5 Tips from a Psychologist to Prevent Childhood Sexual Abuse
- Communicate on a Regular Basis- Ask yourself, “Am I actively involved in my children’s life and present, not distracted?” Do you show interest in your child’s life? One way to do this is to ask your children questions every day after school. What was the best part of your day? How are you feeling, what are you doing in class, and who did you eat lunch with? And pay attention to if this changes! Maybe they sat with April every day for two months and then for three days it was Pam. Did something happen? What impacts them and how does it make them feel? These are important questions.
- Be Careful Who You Leave your Children With – Do you know the parents of your children’s friends? Who else is in those homes when your child is dropped off? Do your children’s friends have older siblings, and will the sibling’s friends be present? It’s important to always know who is going to be in the house when your children are there.
- Talk about Our Bodies & Use Correct Terminology – From the very beginning always talk to your children about their bodies, and body parts including genitals, and about appropriate boundaries. When talking about our bodies, teach kids the proper names. This tells them it’s not shameful to use those terms and allows them to talk to you about anything. Also make sure they know that their privates, or anywhere their bathing suit touches, can only be touched by themselves. If a physician needs to touch your child for treatment, a parent must always be present.
- Boundaries– Teach your children what’s healthy in terms of boundaries. It’s their body and they get to decide what they do with their bodies. For example, don’t force your children to hug or kiss a friend or relative. Verbally reinforce that to your kids and ask permission, “Is it OK for me to hug you?” Try to think about it differently, it’s their choice who they hug and kiss, and if they say no, they need to know that you respect that.
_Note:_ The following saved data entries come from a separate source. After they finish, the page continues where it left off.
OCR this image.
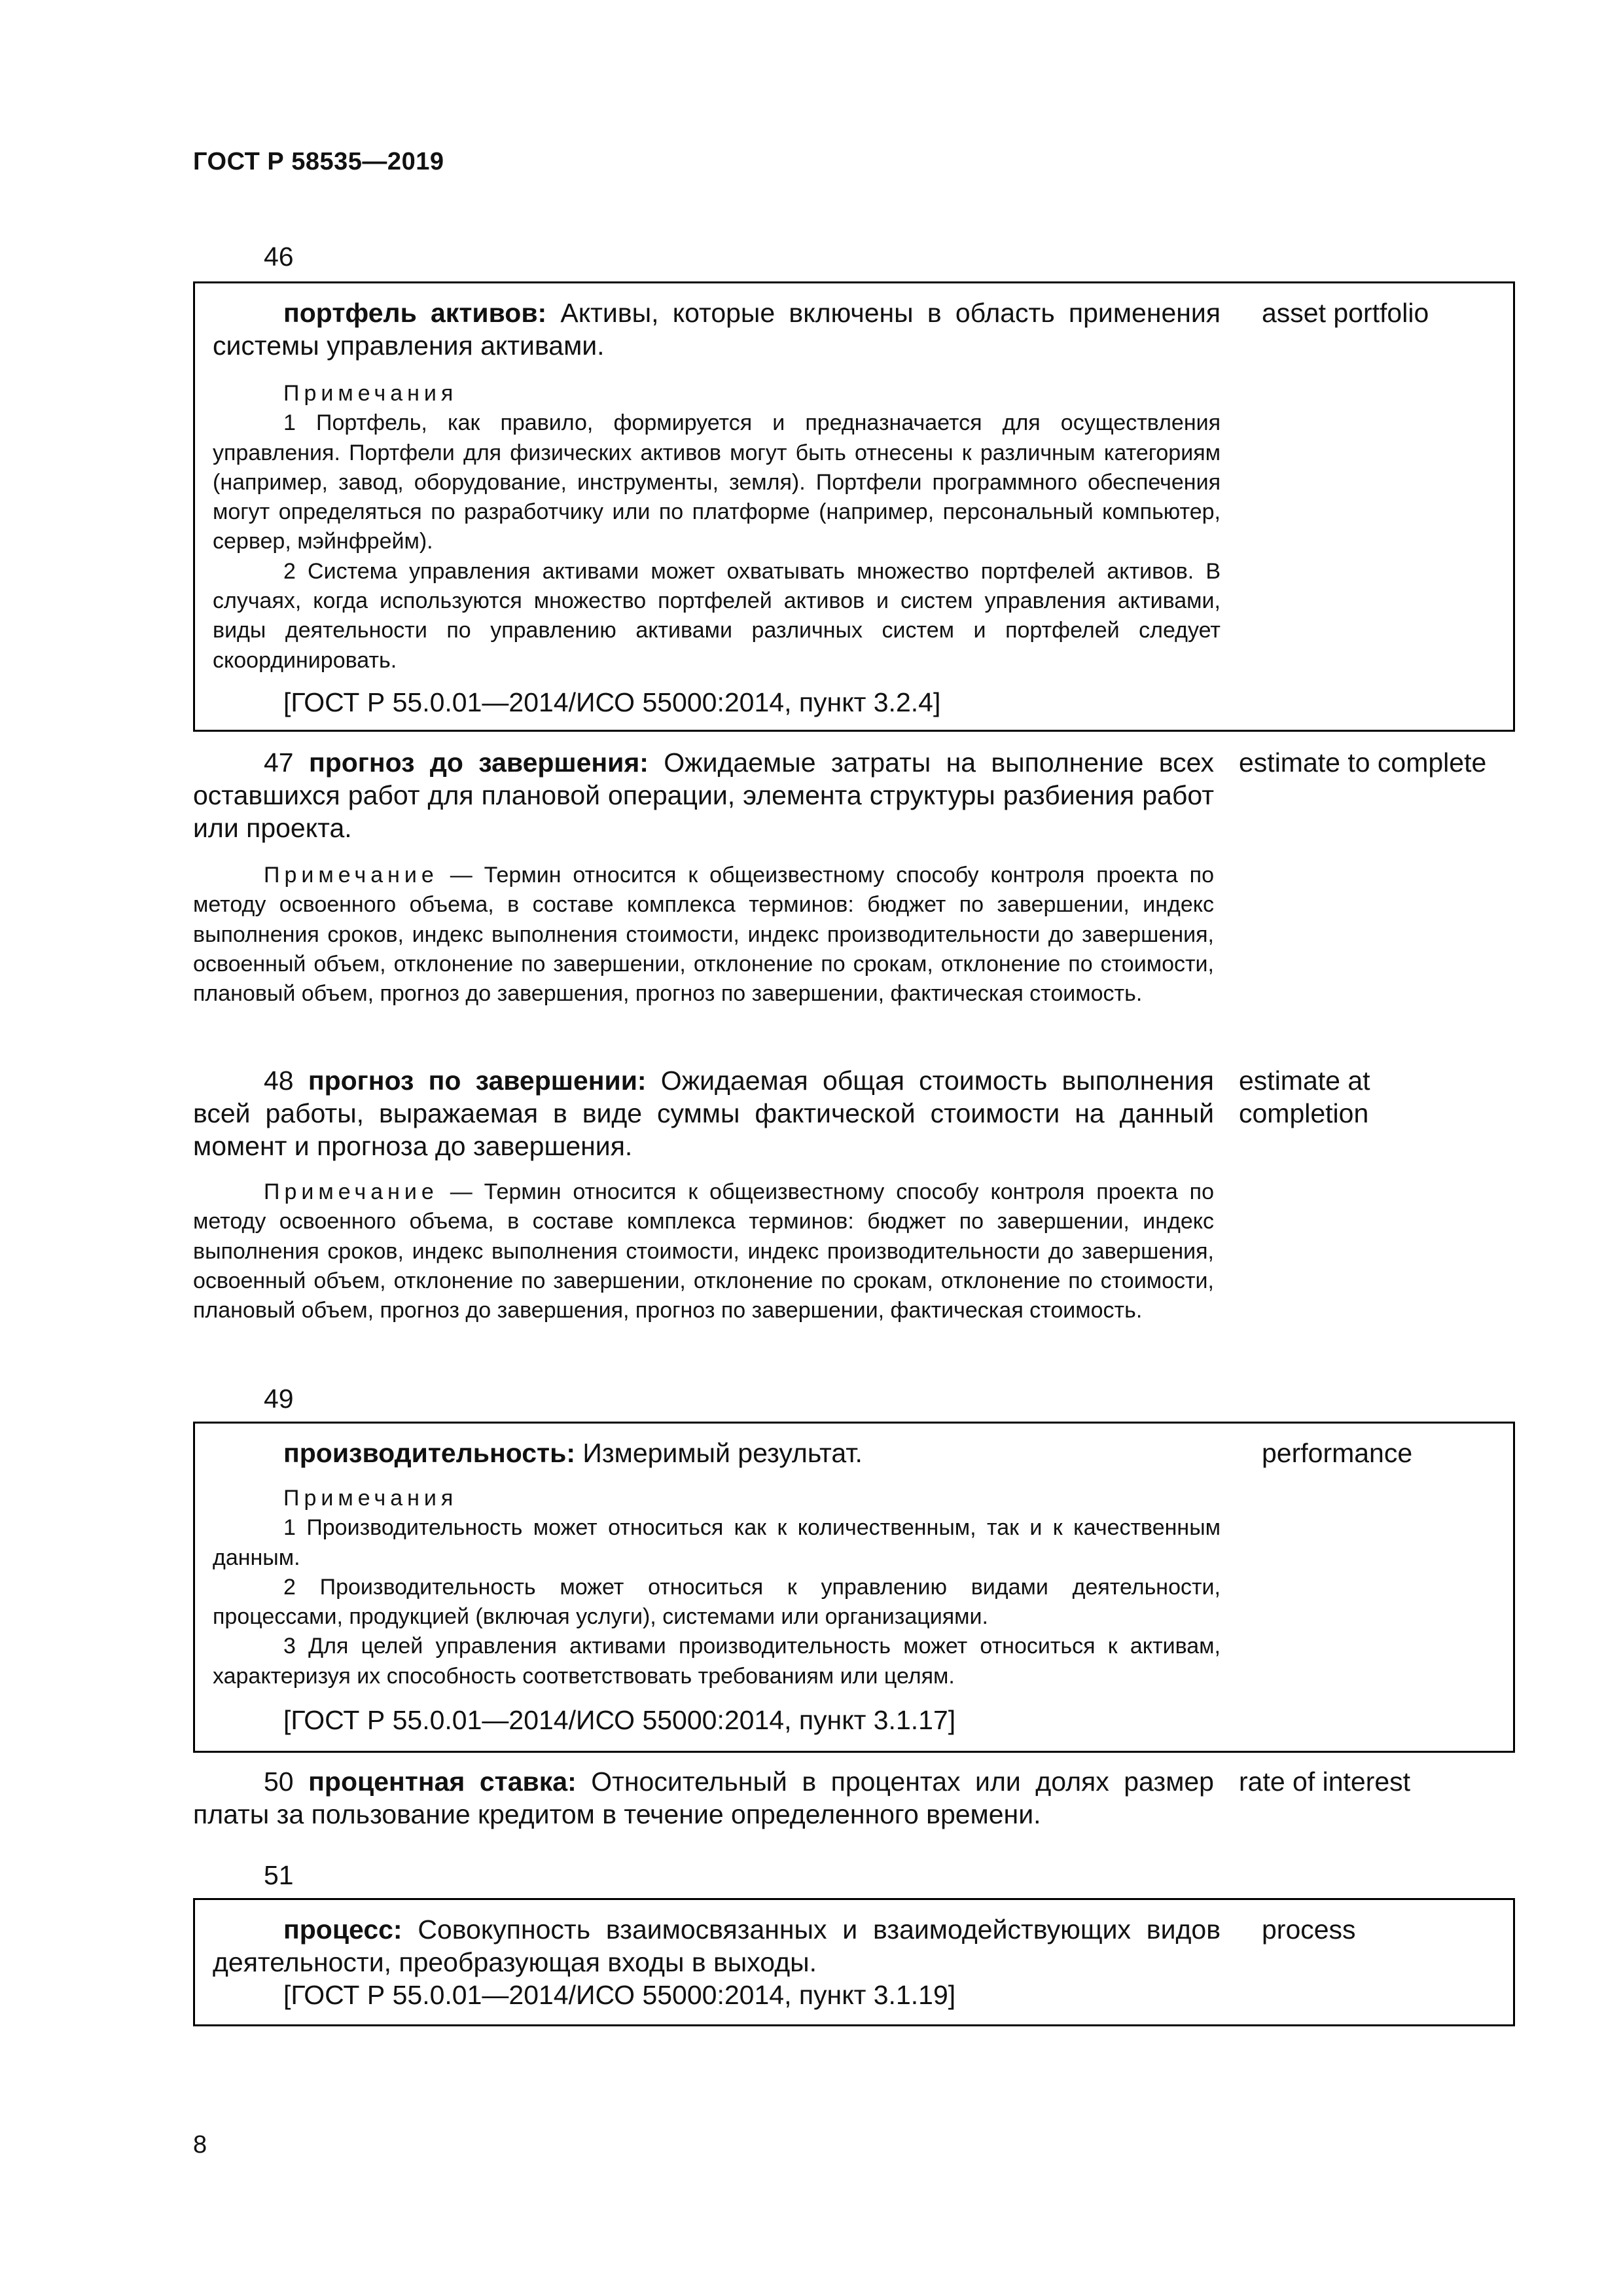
ГОСТ Р 58535—2019
46

портфель активов: Активы, которые включены в область применения системы управления активами.

asset portfolio

Примечания

1 Портфель, как правило, формируется и предназначается для осуществления управления. Портфели для физических активов могут быть отнесены к различным категориям (например, завод, оборудование, инструменты, земля). Портфели программного обеспечения могут определяться по разработчику или по платформе (например, персональный компьютер, сервер, мэйнфрейм).

2 Система управления активами может охватывать множество портфелей активов. В случаях, когда используются множество портфелей активов и систем управления активами, виды деятельности по управлению активами различных систем и портфелей следует скоординировать.

[ГОСТ Р 55.0.01—2014/ИСО 55000:2014, пункт 3.2.4]

47 прогноз до завершения: Ожидаемые затраты на выполнение всех оставшихся работ для плановой операции, элемента структуры разбиения работ или проекта.

estimate to complete

Примечание — Термин относится к общеизвестному способу контроля проекта по методу освоенного объема, в составе комплекса терминов: бюджет по завершении, индекс выполнения сроков, индекс выполнения стоимости, индекс производительности до завершения, освоенный объем, отклонение по завершении, отклонение по срокам, отклонение по стоимости, плановый объем, прогноз до завершения, прогноз по завершении, фактическая стоимость.

48 прогноз по завершении: Ожидаемая общая стоимость выполнения всей работы, выражаемая в виде суммы фактической стоимости на данный момент и прогноза до завершения.

estimate at completion

Примечание — Термин относится к общеизвестному способу контроля проекта по методу освоенного объема, в составе комплекса терминов: бюджет по завершении, индекс выполнения сроков, индекс выполнения стоимости, индекс производительности до завершения, освоенный объем, отклонение по завершении, отклонение по срокам, отклонение по стоимости, плановый объем, прогноз до завершения, прогноз по завершении, фактическая стоимость.

49

производительность: Измеримый результат.	performance

Примечания

1 Производительность может относиться как к количественным, так и к качественным данным.

2 Производительность может относиться к управлению видами деятельности, процессами, продукцией (включая услуги), системами или организациями.

3 Для целей управления активами производительность может относиться к активам, характеризуя их способность соответствовать требованиям или целям.

[ГОСТ Р 55.0.01—2014/ИСО 55000:2014, пункт 3.1.17]

50 процентная ставка: Относительный в процентах или долях размер платы за пользование кредитом в течение определенного времени.

rate of interest
51

процесс: Совокупность взаимосвязанных и взаимодействующих видов деятельности, преобразующая входы в выходы.

process
[ГОСТ Р 55.0.01—2014/ИСО 55000:2014, пункт 3.1.19]
8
- Secrets – There is a difference between safe secrets and unsafe secrets. What do people normally ask you to keep secrets about? Birthday gifts, a special trip to Disney World…those are SAFE secrets. But if someone asks you to keep a secret about your body, or if they tell you that they will hurt you or someone you love if you tell the secret, that’s an unsafe secret.
At Child Rescue Coalition, we protect children from sexual abuse through aiding law enforcement in the identification of child predators that are in possession of child sexual abuse material. Through our partnerships with law enforcement, we are also able to provide tips about keeping your children safe online. Now more than ever, predators are easily able to directly contact your kids through the internet. Open communication is the best tool to protecting our most prized possessions.